O novo perfume de Madonna ostenta o nome do seu "anti-documentário" de 1991, Truth or Dare (entre nós: Na Cama com Madonna), realizado por Alek Keshishian. A sua promoção parte de um trabalho fotográfico de Mert Alas e Marcus Piggott e explora um velho dispositivo de glamour: a estrela que se duplica e, de algum modo, contempla na sua própria imagem no espelho.
Assim, é verdade que esse jogo de espelho(s) faz parte de muitas formas correntes de tratamento da star, em particular no domínio publicitário. Com uma essencial componente de narcisismo, perversamente partilhado com o espectador/consumidor: a estrela é aquela (ou aquele) que se envolve na fruição da sua própria imagem.
Mas não é menos verdade que, não poucas vezes, no imaginário contemporâneo da celebridade (veja-se o filme Celebrity, de Woody Allen, recentemente lançado entre nós, em DVD), a estrela parece viver tão só da produção da sua imagem, com ela se confundindo, porventura nela se esgotando. Exemplo recente: as fotografias de Megan Fox para uma campanha da Armani — belas e estranhas imagens: a figura satisfaz-se num regime de casta autocontemplação, já não há lugar para o vai-vém sensual entre o corpo e o reflexo, o espelho confunde-se com a imagem.

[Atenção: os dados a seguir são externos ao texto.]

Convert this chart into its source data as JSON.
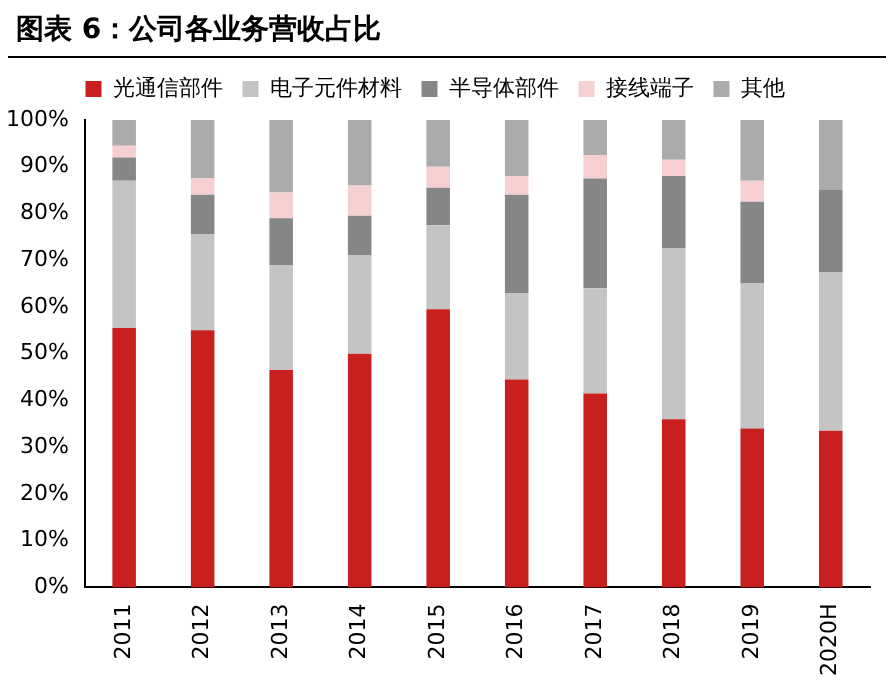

A fotografia de Madonna, por Mert & Marcus, pertence a um universo primitivo do glamour (resta saber se sem este primitivismo ainda há glamour?). As suas raízes estão menos no universo publicitário e mais no sistema figurativo clássico do cinema e dos seus intérpretes (que é também, obviamente, o sistema figurativo do cinema clássico). Tal como outras estrelas que aqui se recordam [fotos em baixo], Madonna oferece-se — dissimula-se e escapa-se — através da coexistência lúdica, algo incestuosa, com a sua própria imagem, por assim dizer desafiando o espelho a devolver-lhe uma verdade que ela ainda não tenha dito.
Com um detalhe que lhe confere uma aguda consciência crítica do classicismo: não há simetria entre o corpo e a sua imagem (repare-se, em particular, na diferença dos olhos).
Com um detalhe que lhe confere uma aguda consciência crítica do classicismo: não há simetria entre o corpo e a sua imagem (repare-se, em particular, na diferença dos olhos).
Quer isto dizer que, no limite, também não há distinção entre a materialidade do corpo e a imaterialidade da imagem. Como nos muitos telediscos em que se duplica (Material Girl, Papa Don't Preach, Bad Girl, etc., etc., etc.), Madonna leva-nos a reconhecer que não sabemos se estamos ao lado da pessoa ou do lado da imagem — em termos artísticos, é um princípio erótico; no plano específico da imagem, uma ética do olhar.